L’amicizia tra donne. Cosa c’è di più altalenante, fragile ed altamente emozionale? Nulla. Più difficile di un amore vero, più complicata di un rapporto tra mamma e figlia adolescente, forse è più semplice trovare il principe azzurro che la migliore amica. Pensare di averne due, poi, è pressoché inconcepibile, ma ad ogni modo forse possibile. Perlomeno per necessità.

E’ quello che accadde alle tre protagoniste di Amiche da morire, il primo lungometraggio della giovanissima Giorgia Farina al cinema dal prossimo 7 marzo.

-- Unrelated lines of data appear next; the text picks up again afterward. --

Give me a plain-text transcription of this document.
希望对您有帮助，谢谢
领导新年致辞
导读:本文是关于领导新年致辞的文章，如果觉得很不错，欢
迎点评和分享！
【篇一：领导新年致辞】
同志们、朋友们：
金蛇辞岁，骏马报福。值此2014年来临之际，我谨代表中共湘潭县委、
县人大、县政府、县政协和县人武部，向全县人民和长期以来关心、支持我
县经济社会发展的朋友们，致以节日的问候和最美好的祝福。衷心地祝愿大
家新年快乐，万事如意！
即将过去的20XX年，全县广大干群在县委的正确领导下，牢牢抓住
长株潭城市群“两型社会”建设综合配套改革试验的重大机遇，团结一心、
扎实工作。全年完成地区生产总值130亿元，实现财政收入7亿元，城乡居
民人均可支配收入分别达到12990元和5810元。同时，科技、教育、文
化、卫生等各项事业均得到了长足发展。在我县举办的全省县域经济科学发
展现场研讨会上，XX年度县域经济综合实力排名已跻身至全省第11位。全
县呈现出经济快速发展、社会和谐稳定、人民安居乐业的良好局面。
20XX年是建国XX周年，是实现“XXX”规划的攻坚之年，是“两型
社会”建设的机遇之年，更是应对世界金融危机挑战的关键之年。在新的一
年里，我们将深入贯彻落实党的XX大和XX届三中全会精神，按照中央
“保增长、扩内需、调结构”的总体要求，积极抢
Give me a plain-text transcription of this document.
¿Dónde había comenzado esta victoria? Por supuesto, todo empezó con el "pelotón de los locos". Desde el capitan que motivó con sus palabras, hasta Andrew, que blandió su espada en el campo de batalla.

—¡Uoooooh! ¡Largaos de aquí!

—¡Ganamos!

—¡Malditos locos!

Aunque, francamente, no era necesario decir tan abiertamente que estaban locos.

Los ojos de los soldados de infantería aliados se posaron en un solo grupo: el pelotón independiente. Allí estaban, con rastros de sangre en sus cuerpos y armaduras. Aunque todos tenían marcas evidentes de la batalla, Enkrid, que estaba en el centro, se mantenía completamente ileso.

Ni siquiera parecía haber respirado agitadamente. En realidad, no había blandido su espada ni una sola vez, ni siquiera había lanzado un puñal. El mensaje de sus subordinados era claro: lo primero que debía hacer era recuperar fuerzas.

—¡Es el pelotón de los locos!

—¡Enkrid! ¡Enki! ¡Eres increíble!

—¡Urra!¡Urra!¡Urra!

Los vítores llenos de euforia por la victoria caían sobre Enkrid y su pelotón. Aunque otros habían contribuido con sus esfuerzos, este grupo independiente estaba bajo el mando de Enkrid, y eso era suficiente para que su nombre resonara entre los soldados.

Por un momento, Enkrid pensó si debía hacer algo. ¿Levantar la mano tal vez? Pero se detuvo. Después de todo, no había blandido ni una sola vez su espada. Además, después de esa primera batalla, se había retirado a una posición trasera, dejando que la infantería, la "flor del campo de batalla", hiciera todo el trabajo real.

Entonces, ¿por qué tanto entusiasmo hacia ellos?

La trama ruota intorno a tre donne che vivono in un’isoletta del sud Italia, in una realtà divisa tra modernità e retrogrado tradizionalismo, e che malgrado le notevoli diversità si trovano costrette a far fronte comune per salvarsi la pelle. Gilda (Claudia Gerini), una bellezza verace venuta dal continente, che da anni sbarca il lunario facendo il mestiere più antico del mondo; Olivia (Cristiana Capotondi), una giovane moglie da manuale, bella ed elegante che suscita le invidie delle donne per la sua vita idilliaca accanto a un bel marito; Crocetta (Sabrina Impacciatore) il brutto anatroccolo che si mormora porti iella a qualsiasi sventurato le si avvicini e tenti di conquistarla. A complicare la loro vita arriva un fiero quanto brusco commissario di polizia, Nico Malachia (Vinicio Marchioni). Il commissario intuisce che le tre nascondono un segreto…

Tra situazioni comiche, battute esilaranti e con l’aiuto di uno sceneggiatore come Fabio Bonifacci (colui che ha contribuito al successo di pellicole come Lezioni di cioccolato, Benvenuti al Nord e Il principe abusivo), la regista metterà alla berlina assurdi, quanto divertenti, tradizionalismi meridionali (e non).